Fernando Pérez claimed that there is a lot. The scientific Python community continues to mature and grow and tackle more complex problems. There has been a great development, probably in the last five years, that makes him very happy. The amount of work that has been done, is not only concentrated on what he would call the core tools, traditionally the numerical, algorithms and visualization tools. Those still continue to be developed. What has been very good to see in the last few years is a big explosion of really high-quality libraries in domain areas. You see good libraries being developed to do analysis of data in very specific problems in geophysics, specific problems in astronomy and radio astronomy, in solar physics, and in social sciences. That is a sign of the health of an ecosystem, that the basic layer is already in good shape and people do not need to go build that foundation that is already being taken care of. Now, communities can develop tools in specific areas and problems that matter to them. All of those are still reusing the basic foundation. That is a sign of a healthy and growing ecosystem.
The other thing Fernando Pérez thought was worth signaling - which is not in Python - is the growing development of the Julia programming language. This is a really interesting modern high-level language, developed with a lot of new ideas and new research from the computer science perspective but bringing also the lessons of systems like Python with a fresh perspective. Fernando Pérez is really excited to see what is coming out of that community which is growing in a very health way. The Julia community has just released the 0.5 version. It is a language that is primarily aimed or originally focused on numerical computing but it is a very general-purpose language that is trying to bring the best lessons of languages like Python together with very modern infrastructure from the compiler perspective and the type theory perspective to allow you to express high-level ideas and out-of-the-box get very high performance.

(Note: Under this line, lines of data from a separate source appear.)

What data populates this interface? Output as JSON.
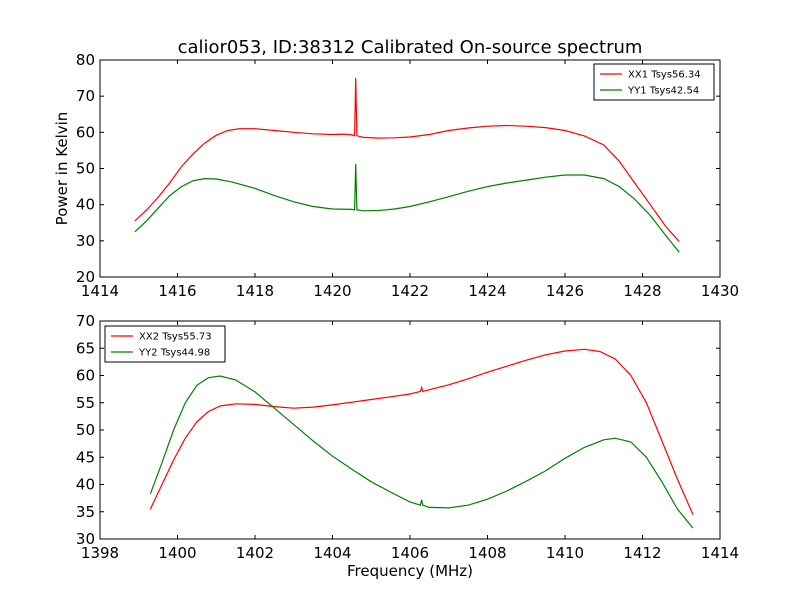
{
  "figure": {
    "title": "calior053, ID:38312 Calibrated On-source spectrum"
  },
  "chart_data": [
    {
      "type": "line",
      "title": "calior053, ID:38312 Calibrated On-source spectrum",
      "xlabel": "",
      "ylabel": "Power in Kelvin",
      "xlim": [
        1414,
        1430
      ],
      "ylim": [
        20,
        80
      ],
      "xticks": [
        "1414",
        "1416",
        "1418",
        "1420",
        "1422",
        "1424",
        "1426",
        "1428",
        "1430"
      ],
      "yticks": [
        "20",
        "30",
        "40",
        "50",
        "60",
        "70",
        "80"
      ],
      "legend_position": "top-right",
      "grid": false,
      "series": [
        {
          "name": "XX1 Tsys56.34",
          "color": "#ff0000",
          "spike": {
            "x": 1420.6,
            "peak": 75.0
          },
          "points": [
            [
              1414.9,
              35.5
            ],
            [
              1415.2,
              38.5
            ],
            [
              1415.5,
              42
            ],
            [
              1415.8,
              46
            ],
            [
              1416.1,
              50.5
            ],
            [
              1416.4,
              54
            ],
            [
              1416.7,
              57
            ],
            [
              1417.0,
              59.2
            ],
            [
              1417.3,
              60.5
            ],
            [
              1417.6,
              61
            ],
            [
              1418.0,
              61
            ],
            [
              1418.5,
              60.5
            ],
            [
              1419.0,
              60
            ],
            [
              1419.5,
              59.6
            ],
            [
              1420.0,
              59.4
            ],
            [
              1420.3,
              59.5
            ],
            [
              1420.5,
              59.3
            ],
            [
              1420.8,
              58.6
            ],
            [
              1421.2,
              58.4
            ],
            [
              1421.6,
              58.5
            ],
            [
              1422.0,
              58.7
            ],
            [
              1422.5,
              59.4
            ],
            [
              1423.0,
              60.5
            ],
            [
              1423.5,
              61.2
            ],
            [
              1424.0,
              61.7
            ],
            [
              1424.5,
              61.9
            ],
            [
              1425.0,
              61.7
            ],
            [
              1425.5,
              61.3
            ],
            [
              1426.0,
              60.5
            ],
            [
              1426.5,
              59
            ],
            [
              1427.0,
              56.5
            ],
            [
              1427.4,
              52
            ],
            [
              1427.8,
              46
            ],
            [
              1428.2,
              40
            ],
            [
              1428.6,
              34
            ],
            [
              1428.95,
              29.8
            ]
          ]
        },
        {
          "name": "YY1 Tsys42.54",
          "color": "#008000",
          "spike": {
            "x": 1420.6,
            "peak": 51.2
          },
          "points": [
            [
              1414.9,
              32.5
            ],
            [
              1415.2,
              35.5
            ],
            [
              1415.5,
              39
            ],
            [
              1415.8,
              42.5
            ],
            [
              1416.1,
              45
            ],
            [
              1416.4,
              46.6
            ],
            [
              1416.7,
              47.2
            ],
            [
              1417.0,
              47.1
            ],
            [
              1417.4,
              46.3
            ],
            [
              1418.0,
              44.5
            ],
            [
              1418.5,
              42.5
            ],
            [
              1419.0,
              40.8
            ],
            [
              1419.5,
              39.5
            ],
            [
              1420.0,
              38.8
            ],
            [
              1420.5,
              38.7
            ],
            [
              1420.8,
              38.3
            ],
            [
              1421.2,
              38.4
            ],
            [
              1421.6,
              38.8
            ],
            [
              1422.0,
              39.5
            ],
            [
              1422.5,
              40.8
            ],
            [
              1423.0,
              42.2
            ],
            [
              1423.5,
              43.7
            ],
            [
              1424.0,
              45
            ],
            [
              1424.5,
              46
            ],
            [
              1425.0,
              46.8
            ],
            [
              1425.5,
              47.6
            ],
            [
              1426.0,
              48.2
            ],
            [
              1426.5,
              48.2
            ],
            [
              1427.0,
              47.2
            ],
            [
              1427.4,
              45
            ],
            [
              1427.8,
              41.5
            ],
            [
              1428.2,
              37
            ],
            [
              1428.6,
              31.5
            ],
            [
              1428.95,
              26.8
            ]
          ]
        }
      ]
    },
    {
      "type": "line",
      "title": "",
      "xlabel": "Frequency (MHz)",
      "ylabel": "",
      "xlim": [
        1398,
        1414
      ],
      "ylim": [
        30,
        70
      ],
      "xticks": [
        "1398",
        "1400",
        "1402",
        "1404",
        "1406",
        "1408",
        "1410",
        "1412",
        "1414"
      ],
      "yticks": [
        "30",
        "35",
        "40",
        "45",
        "50",
        "55",
        "60",
        "65",
        "70"
      ],
      "legend_position": "top-left",
      "grid": false,
      "series": [
        {
          "name": "XX2 Tsys55.73",
          "color": "#ff0000",
          "spike": {
            "x": 1406.3,
            "peak": 57.8
          },
          "points": [
            [
              1399.3,
              35.5
            ],
            [
              1399.6,
              40
            ],
            [
              1399.9,
              44.5
            ],
            [
              1400.2,
              48.5
            ],
            [
              1400.5,
              51.5
            ],
            [
              1400.8,
              53.4
            ],
            [
              1401.1,
              54.4
            ],
            [
              1401.5,
              54.8
            ],
            [
              1402.0,
              54.7
            ],
            [
              1402.5,
              54.3
            ],
            [
              1403.0,
              54
            ],
            [
              1403.5,
              54.2
            ],
            [
              1404.0,
              54.6
            ],
            [
              1404.5,
              55.1
            ],
            [
              1405.0,
              55.6
            ],
            [
              1405.5,
              56.1
            ],
            [
              1406.0,
              56.6
            ],
            [
              1406.5,
              57.4
            ],
            [
              1407.0,
              58.3
            ],
            [
              1407.5,
              59.4
            ],
            [
              1408.0,
              60.6
            ],
            [
              1408.5,
              61.7
            ],
            [
              1409.0,
              62.8
            ],
            [
              1409.5,
              63.8
            ],
            [
              1410.0,
              64.5
            ],
            [
              1410.5,
              64.8
            ],
            [
              1410.9,
              64.4
            ],
            [
              1411.3,
              63
            ],
            [
              1411.7,
              60
            ],
            [
              1412.1,
              55
            ],
            [
              1412.5,
              48
            ],
            [
              1412.9,
              41
            ],
            [
              1413.3,
              34.5
            ]
          ]
        },
        {
          "name": "YY2 Tsys44.98",
          "color": "#008000",
          "spike": {
            "x": 1406.3,
            "peak": 37.2
          },
          "points": [
            [
              1399.3,
              38.3
            ],
            [
              1399.6,
              44
            ],
            [
              1399.9,
              50
            ],
            [
              1400.2,
              55
            ],
            [
              1400.5,
              58.2
            ],
            [
              1400.8,
              59.6
            ],
            [
              1401.1,
              59.9
            ],
            [
              1401.5,
              59.2
            ],
            [
              1402.0,
              57
            ],
            [
              1402.5,
              54
            ],
            [
              1403.0,
              51
            ],
            [
              1403.5,
              48
            ],
            [
              1404.0,
              45.2
            ],
            [
              1404.5,
              42.8
            ],
            [
              1405.0,
              40.5
            ],
            [
              1405.5,
              38.6
            ],
            [
              1406.0,
              36.8
            ],
            [
              1406.5,
              35.8
            ],
            [
              1407.0,
              35.7
            ],
            [
              1407.5,
              36.2
            ],
            [
              1408.0,
              37.3
            ],
            [
              1408.5,
              38.8
            ],
            [
              1409.0,
              40.6
            ],
            [
              1409.5,
              42.5
            ],
            [
              1410.0,
              44.8
            ],
            [
              1410.5,
              46.8
            ],
            [
              1411.0,
              48.2
            ],
            [
              1411.3,
              48.5
            ],
            [
              1411.7,
              47.8
            ],
            [
              1412.1,
              45
            ],
            [
              1412.5,
              40.5
            ],
            [
              1412.9,
              35.5
            ],
            [
              1413.3,
              32
            ]
          ]
        }
      ]
    }
  ]
}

While in Python, you sometimes do hit performance bottlenecks where you have to resort to switching to C or C++ or to Fortran. The transition between those two is possible but it is not completely smooth. Julia tries to give the scientist all the performance you need while still operating at a very high level. In order to do that, the developers have to rethink the type system, rethink the approach that it uses to have a compiler always available at one time so that even though it's a dynamic language, it uses LLVM (Low Level Virtual Machine) at one time to constantly make machine code with a very sophisticated type inference machinery. It tries to give the best of both worlds: the expressive power and the high-level exploratory feel of tools like Python while having the performance profile of a language like C. It was born out of a research project at the Massachusetts Institute of Technology (MIT), led by Alan Edelman and the Mathematics Department at MIT. There are really a lot of interesting ideas coming out of it, according to Fernando Pérez.
We asked whether this is one of the languages that could be used for exascale computing.
Fernando Pérez thought it is a little bit early to tell. The problems in exascale computing are really complex. Developers have put a lot of thought in how Julia will scale and how parallelism will work in Julia. At least, they are thinking in that direction but it is still a little bit early to tell.
Fernando Pérez ended by saying that he has learned a lot from the work at the Netherlands eScience Center. There are already opportunities for collaboration and contacts.